As mentioned in Cork Carving Part One, Fuzhou cork carvings are taken as one of Fuzhou’s Three Superexcellences alongside bodiless lacquer ware(脱胎漆器) and Shoushan stone carvings(寿山石雕). The craft’s combination of carving skills and traditional painting techniques made it unique, and acceptable to immense applause from home and abroad. Cork carvings use complex techniques to create vivid life like designs of a variety of natural images. Beautiful natural scenery is the predominant subject for Fuzhou cork carvings.

Many carvings feature a white or black paper background which highlights the dimensions of the cork carvings. The cork carvings are framed in a three dimensional case so the amazing art work can be seen from all angles. This kind of framing originated in the ancient Chinese garden art called “framed landscapes”. Windows and openings were architecturally structured to highlight beautiful images and scenery in the gardens. This art form is commonly seen in Chinese gardens and parks where people can admire magnificent natural scenery framed by windows, bridge arches and openings. Many Fuzhou cork carvings are influenced by classical Chinese paintings and feature more than five hundred different designs and varieties.

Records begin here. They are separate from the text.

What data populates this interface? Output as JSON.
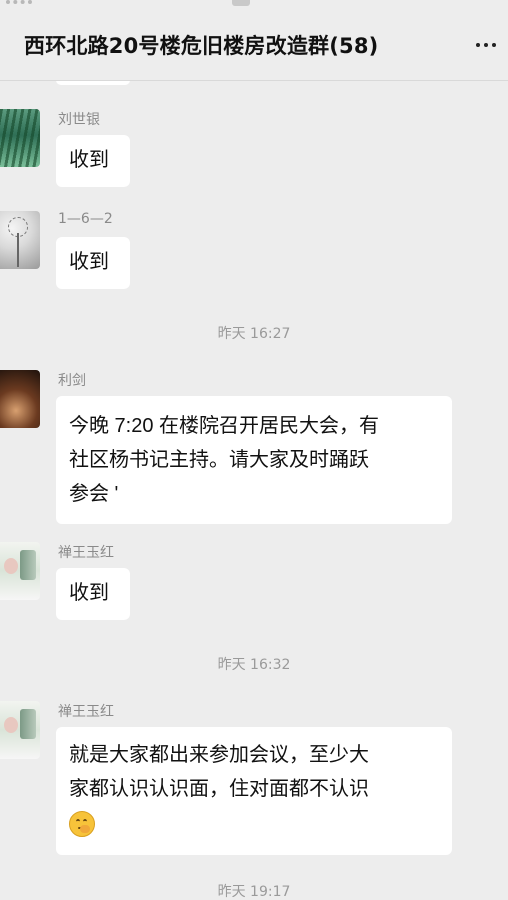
{
  "header": {
    "title": "西环北路20号楼危旧楼房改造群(58)",
    "more_icon": "ellipsis-icon"
  },
  "messages": [
    {
      "sender": "刘世银",
      "text": "收到",
      "avatar": "green-willow-avatar"
    },
    {
      "sender": "1—6—2",
      "text": "收到",
      "avatar": "dandelion-avatar"
    },
    {
      "sender": "利剑",
      "lines": [
        "今晚 7:20 在楼院召开居民大会，有",
        "社区杨书记主持。请大家及时踊跃",
        "参会 '"
      ],
      "avatar": "dark-photo-avatar"
    },
    {
      "sender": "禅王玉红",
      "text": "收到",
      "avatar": "light-photo-avatar"
    },
    {
      "sender": "禅王玉红",
      "lines": [
        "就是大家都出来参加会议，至少大",
        "家都认识认识面，住对面都不认识"
      ],
      "emoji": "thinking-face",
      "avatar": "light-photo-avatar"
    }
  ],
  "timestamps": [
    "昨天 16:27",
    "昨天 16:32",
    "昨天 19:17"
  ],
  "colors": {
    "background": "#ededed",
    "bubble": "#ffffff",
    "timestamp": "#9a9a9a",
    "sender": "#8a8a8a"
  }
}
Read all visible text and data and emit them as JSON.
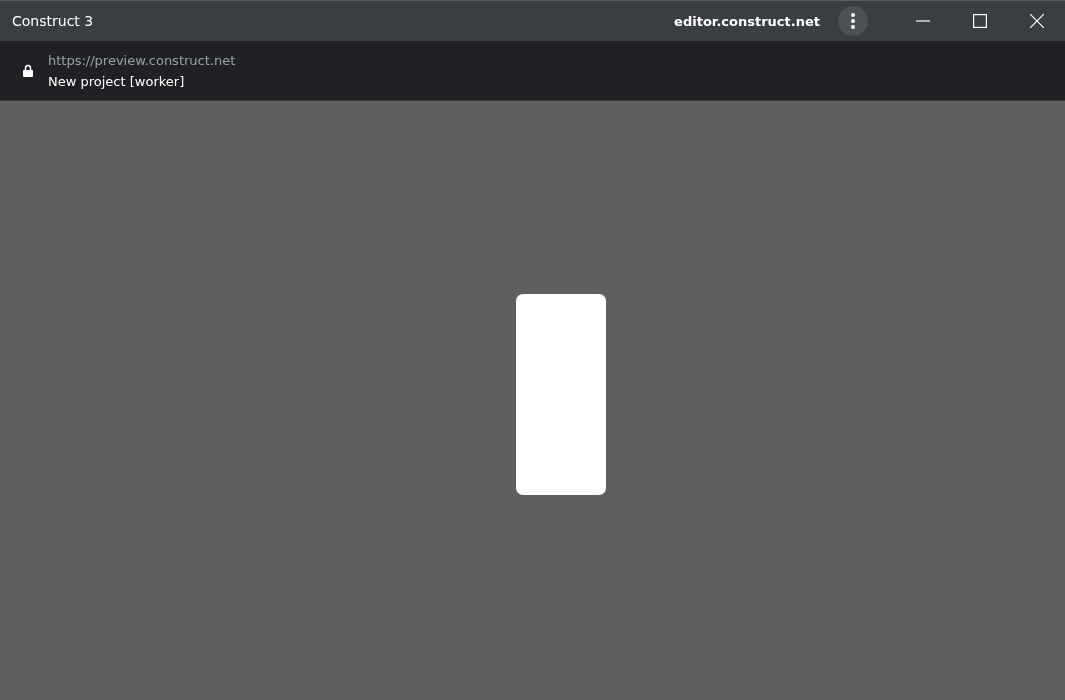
{
  "window": {
    "title": "Construct 3",
    "origin": "editor.construct.net"
  },
  "address_bar": {
    "url": "https://preview.construct.net",
    "page_title": "New project [worker]"
  }
}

The materials used for cork carvings are non-corroding, fade resistant and insect resistant. Cork is also water resistant and its form cannot be changed by chemicals. The Robur Bark used for the cork carvings is mainly imported from Spain, Portugal and the Middle East.

Special, unique tools are used to cut the cork into different sizes and textured pieces. There are more than ten different tools used to create various effects; the tools allow the carver to carve fine intricate details onto windows, lattices, rafters, tiles and other parts of the design. The main procedures involved in creating Fuzhou cork carvings involve cutting, carving, assemblage and framing. Modern skills have been adapted from other crafts such as lacquer ware to increase the variety and range of techniques available. These new techniques have allowed cork carvings to extend to permanent screens, portable screens and vases.

Fuzhou cork carvings are a nationally treasured and unique Chinese art.They engulf the essence of traditional Chinese culture with the modern styles influenced by the west. Many more people are discovering the beauty and realistic qualities of this folk art. Hopefully it will remain a popular craft with future artists.